Former U.S. Representative Gabrielle Giffords, who was one of 18 people shot during a constituent meeting in a supermarket parking lot in 2011, released a statement on December 16 about the historic vote.
“This investment in gun violence prevention research at CDC and NIH will shine a bright light on and help solve one of our nation’s most deadly and embarrassing problems,” Giffords said. “I am enormously grateful to Speaker Pelosi, Chairwoman Lowey, Chairwoman DeLauro, and each of my colleagues in Congress who prioritized this funding this year, and Chairwoman Lowey’s leadership on this historic win, in her last Congressional term, adds to a legacy already brimming with success.”
In August 2019, Matt Laslo of Wired magazine wrote that the CDC could allocate funds for gun violence research if Congress earmarked a certain amount of money for that purpose. The CDC has not funded gun research since 1996, when the Dickey Amendment, authored by former U.S. House Representative Jay Dickey (R-AR), was passed. This Amendment made it illegal for federal money to be used for gun-violence research and therefore ended the CDC’s study of gun violence as a public health issue.
“Advocates say getting the federal government back involved would turbocharge efforts to better understand how and why Americans die from guns,” Laslo wrote.

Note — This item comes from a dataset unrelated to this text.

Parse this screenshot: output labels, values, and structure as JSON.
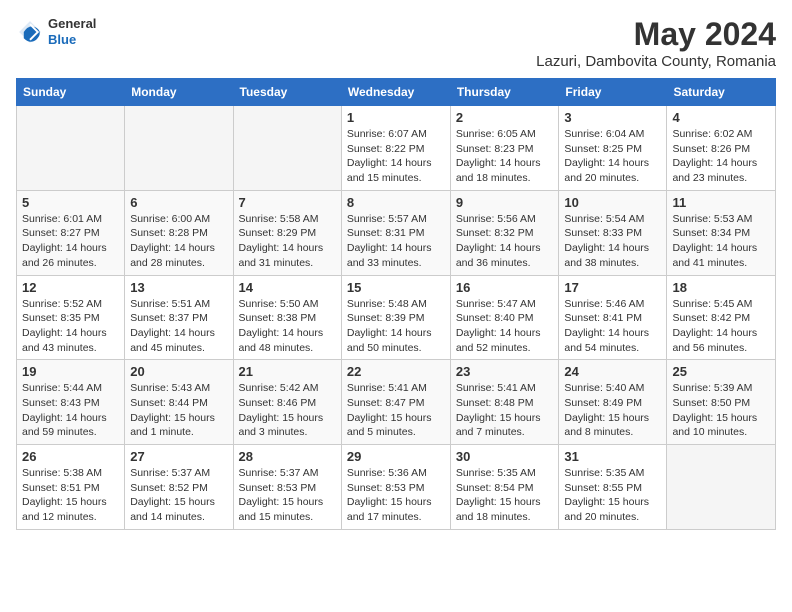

Shannon Watts, the founder of Moms Demand Action, a grassroots movement for protecting people from gun violence, told Supermajority News that should Congress focus on gun research again, it would be a huge victory for American women and children, in particular.
“American women are 25 times more likely to be killed by guns than women in other high-income countries,” Watts said. “Firearms are the second leading cause of death for American children and teens overall, and the first leading cause of death for black children and teens. By researching the root causes of gun violence and identifying evidence-based solutions, we can save lives and move one step closer towards ending this uniquely American crisis.”